What's wrong with this picture? Besides the civilizational aspect (cough cough), progressive hopes will be dashed, since non tradable product is a completely different dynamic than the expansive wealth of twentieth century tradable sectors. In other words, the supply of time/knowledge based product is possible, only insofar as society elects to make it possible. Nothing of this sort has yet occurred. One cannot grant consumption rights to a time based product which in relative population terms, scarcely even exists. Indeed, consumption rights are never truly possible, except in temporary supply side conditions. In fortunate circumstance, production rights are - at the very least - a possibility.

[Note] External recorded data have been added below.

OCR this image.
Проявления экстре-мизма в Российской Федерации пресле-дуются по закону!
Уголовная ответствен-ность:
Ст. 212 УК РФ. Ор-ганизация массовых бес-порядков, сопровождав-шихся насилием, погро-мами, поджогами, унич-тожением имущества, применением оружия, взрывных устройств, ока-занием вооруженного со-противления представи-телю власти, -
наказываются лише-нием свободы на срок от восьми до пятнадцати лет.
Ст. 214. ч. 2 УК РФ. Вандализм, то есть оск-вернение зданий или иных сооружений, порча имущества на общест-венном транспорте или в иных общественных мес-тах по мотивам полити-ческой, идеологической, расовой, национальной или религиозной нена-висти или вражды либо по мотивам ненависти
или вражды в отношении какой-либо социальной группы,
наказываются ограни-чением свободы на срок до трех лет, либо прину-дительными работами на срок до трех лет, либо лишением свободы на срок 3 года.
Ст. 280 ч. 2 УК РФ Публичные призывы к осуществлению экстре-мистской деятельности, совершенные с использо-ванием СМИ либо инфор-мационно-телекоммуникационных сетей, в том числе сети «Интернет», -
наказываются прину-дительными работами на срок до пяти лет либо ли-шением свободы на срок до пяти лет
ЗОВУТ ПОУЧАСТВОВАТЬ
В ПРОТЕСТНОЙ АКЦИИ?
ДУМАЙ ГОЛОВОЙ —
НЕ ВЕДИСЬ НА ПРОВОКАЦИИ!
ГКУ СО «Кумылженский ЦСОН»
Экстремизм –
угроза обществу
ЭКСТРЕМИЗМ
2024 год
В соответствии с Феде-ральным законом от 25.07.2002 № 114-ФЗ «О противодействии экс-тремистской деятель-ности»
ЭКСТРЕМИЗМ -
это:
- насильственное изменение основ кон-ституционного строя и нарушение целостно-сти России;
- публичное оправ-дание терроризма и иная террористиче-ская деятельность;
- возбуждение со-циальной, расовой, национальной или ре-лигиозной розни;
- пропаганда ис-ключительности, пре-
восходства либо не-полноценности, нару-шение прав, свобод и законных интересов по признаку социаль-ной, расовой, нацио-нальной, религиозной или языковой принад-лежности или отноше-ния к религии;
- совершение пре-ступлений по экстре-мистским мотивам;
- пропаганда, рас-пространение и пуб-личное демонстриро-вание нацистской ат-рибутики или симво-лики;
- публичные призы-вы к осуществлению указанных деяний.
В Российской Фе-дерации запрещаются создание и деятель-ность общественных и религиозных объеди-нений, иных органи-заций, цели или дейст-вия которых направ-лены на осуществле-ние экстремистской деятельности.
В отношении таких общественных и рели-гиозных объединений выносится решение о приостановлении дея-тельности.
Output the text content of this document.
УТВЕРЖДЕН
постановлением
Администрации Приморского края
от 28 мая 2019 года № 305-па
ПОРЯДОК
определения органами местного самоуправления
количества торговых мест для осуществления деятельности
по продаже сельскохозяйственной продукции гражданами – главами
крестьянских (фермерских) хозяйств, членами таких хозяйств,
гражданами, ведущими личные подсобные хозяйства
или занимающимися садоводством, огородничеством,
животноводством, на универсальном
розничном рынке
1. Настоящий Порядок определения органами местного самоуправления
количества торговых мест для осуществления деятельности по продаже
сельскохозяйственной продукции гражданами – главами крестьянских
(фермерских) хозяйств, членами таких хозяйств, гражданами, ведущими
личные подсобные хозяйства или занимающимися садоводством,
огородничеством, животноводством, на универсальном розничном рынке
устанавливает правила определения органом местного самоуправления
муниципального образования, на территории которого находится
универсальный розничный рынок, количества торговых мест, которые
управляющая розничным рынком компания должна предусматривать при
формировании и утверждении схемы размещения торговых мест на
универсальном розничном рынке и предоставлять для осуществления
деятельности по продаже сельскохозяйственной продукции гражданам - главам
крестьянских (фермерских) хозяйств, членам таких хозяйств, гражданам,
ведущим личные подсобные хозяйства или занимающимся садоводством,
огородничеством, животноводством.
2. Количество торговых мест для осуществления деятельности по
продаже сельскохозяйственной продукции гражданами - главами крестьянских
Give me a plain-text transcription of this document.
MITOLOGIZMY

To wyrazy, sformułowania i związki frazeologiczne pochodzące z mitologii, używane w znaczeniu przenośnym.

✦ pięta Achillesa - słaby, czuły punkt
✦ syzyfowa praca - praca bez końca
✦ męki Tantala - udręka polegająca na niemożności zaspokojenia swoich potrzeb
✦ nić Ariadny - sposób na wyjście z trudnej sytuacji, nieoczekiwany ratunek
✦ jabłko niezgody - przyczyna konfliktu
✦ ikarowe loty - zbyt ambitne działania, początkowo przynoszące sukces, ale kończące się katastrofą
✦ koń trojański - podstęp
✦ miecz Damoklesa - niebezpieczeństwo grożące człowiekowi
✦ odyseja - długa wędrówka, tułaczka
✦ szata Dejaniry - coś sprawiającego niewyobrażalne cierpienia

The hidden and somewhat confusing nature of today's wealth creation, represents a danger zone for any nation which might attempt fiscal measures to address inequality. Even though many nations would not allow substantial inflation to occur (this time), some political candidates - and I'm not convinced it would strictly be a progressive national leader problem - will nonetheless attempt to "promise the moon" to their preferred constituents.

Inequality that results from the limitations of time based product, is a problem which extends across the entire spectrum of supply and demand. Hence it can only be addressed by the creation of more time based product. Remember that arbitrary limits on production rights, have also meant limits this time on housing and access to the regions which continue to prosper. Should nations choose to generate more production rights, they would make possible a broader and stronger marketplace foundation.

But what happens, if policy makers and the elite choose instead to continue limits on the production rights of time/knowledge based product? Should policy makers and leaders decide to pursue "greater equality" in today's mature general equilibrium conditions, they may attempt to do so with little increase in inflation. But what if private interests become spooked just the same? Bad deflation could result, such as Taiwan is now experiencing. While I understand the desire to address inequality, this time - in the 21st century - inequality needs to be addressed on supply side and monetary terms.